Last year the New York Times sued the Pentagon under the Freedom of Information Act to get the records of its interaction with the TV Military analysts who were so crucial in the run up to the War in Iraq and its subsequent prosecution. This morning they released their analysis of the documents. The supposedly objective ex-Generals were actually part of a sophisticated psy-ops operation on the American public.
Hidden behind that appearance of objectivity, though, is a Pentagon information apparatus that has used those analysts in a campaign to generate favorable news coverage of the administration’s wartime performance, an examination by The New York Times has found.
I have written before about Walter Lippmann’s notion of the “Manufacture of Consent” and the long Times article lays out myriad examples of the cozy dynamic between the Pentagon and these military analysts, many of who were also lobbyists or officers of major military contracting companies. The conflicts of interest are mind-boggling.
John C. Garrett is a retired Army colonel and unpaid analyst for Fox News TV and radio. He is also a lobbyist at Patton Boggs who helps firms win Pentagon contracts, including in Iraq. In promotional materials, he states that as a military analyst he “is privy to weekly access and briefings with the secretary of defense, chairman of the Joint Chiefs of Staff and other high level policy makers in the administration.” One client told investors that Mr. Garrett’s special access and decades of experience helped him “to know in advance — and in detail — how best to meet the needs” of the Defense Department and other agencies.
In interviews Mr. Garrett said there was an inevitable overlap between his dual roles. He said he had gotten “information you just otherwise would not get,” from the briefings and three Pentagon-sponsored trips to Iraq. He also acknowledged using this access and information to identify opportunities for clients. “You can’t help but look for that,” he said, adding, “If you know a capability that would fill a niche or need, you try to fill it. “That’s good for everybody.”
The Pentagon referred to these TV sock puppets as “surrogates”. Brent Kruegar, a senior aide to Torrie Clarke (Assistant Secretary of Defense for Public Affairs) has since left the Pentagon and was willing to be candid with the Times.
“You could see that they were messaging,” Mr. Krueger said. “You could see they were taking verbatim what the secretary was saying or what the technical specialists were saying. And they were saying it over and over and over.” Some days, he added, “We were able to click on every single station and every one of our folks were up there delivering our message. You’d look at them and say, ‘This is working.’ ”
As crucial as the retired Generals were in building the case for the invasion of Iraq, there value once the occupation started to go south was even more important.
“I saw immediately in 2003 that things were going south,” General Vallely, one of the Fox analysts on the trip, recalled in an interview with The Times.
The Pentagon, though, need not have worried.
“You can’t believe the progress,” General Vallely told Alan Colmes of Fox News upon his return. He predicted the insurgency would be “down to a few numbers” within months.

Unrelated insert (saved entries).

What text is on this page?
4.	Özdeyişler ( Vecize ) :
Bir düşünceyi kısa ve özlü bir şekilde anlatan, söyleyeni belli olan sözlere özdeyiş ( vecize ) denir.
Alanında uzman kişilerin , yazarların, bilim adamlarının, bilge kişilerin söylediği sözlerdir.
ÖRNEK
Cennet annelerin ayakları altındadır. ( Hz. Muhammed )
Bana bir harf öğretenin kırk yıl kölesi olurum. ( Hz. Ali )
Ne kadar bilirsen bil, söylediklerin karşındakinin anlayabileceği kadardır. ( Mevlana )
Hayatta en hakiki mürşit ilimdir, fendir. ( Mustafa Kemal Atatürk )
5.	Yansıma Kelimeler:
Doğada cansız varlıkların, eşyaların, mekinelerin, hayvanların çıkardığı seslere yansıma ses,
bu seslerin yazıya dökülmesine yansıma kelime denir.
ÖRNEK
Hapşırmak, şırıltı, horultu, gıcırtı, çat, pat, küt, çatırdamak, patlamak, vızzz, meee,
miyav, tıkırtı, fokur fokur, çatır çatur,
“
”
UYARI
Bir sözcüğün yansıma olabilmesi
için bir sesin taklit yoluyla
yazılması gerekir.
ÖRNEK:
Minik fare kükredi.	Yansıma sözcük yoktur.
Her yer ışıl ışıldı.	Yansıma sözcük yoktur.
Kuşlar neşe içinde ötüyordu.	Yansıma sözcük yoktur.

If of course a military analyst sought to dissent from what one called the “mindwar”, he was quickly cashiered. Lt. Col Bill Cowan found out quickly the cost of dissent.
On Aug. 3, 2005, 14 marines died in Iraq. That day, Mr. Cowan, who said he had grown increasingly uncomfortable with the “twisted version of reality” being pushed on analysts in briefings, called the Pentagon to give “a heads-up” that some of his comments on Fox “may not all be friendly,” Pentagon records show. Mr. Rumsfeld’s senior aides quickly arranged a private briefing for him, yet when he told Bill O’Reilly that the United States was “not on a good glide path right now” in Iraq, the repercussions were swift.
Mr. Cowan said he was “precipitously fired from the analysts group” for this appearance. The Pentagon, he wrote in an e-mail message, “simply didn’t like the fact that I wasn’t carrying their water.”
Although I have faulted Lippmann for his cynical belief in the role of elites to “move the mob”, his analysis is not without some candor.
When distant and unfamiliar and complex things are communicated to great masses of people, the truth suffers a considerable and often a radical distortion. The complex is made over into the simple, the hypothetical into the dogmatic, and the relative into an absolute.
Until a truly free press made up of newspapers, TV networks and the blogosphere refuses to participate in this charade of propaganda dissemination, we will not be able to reclaim our democracy.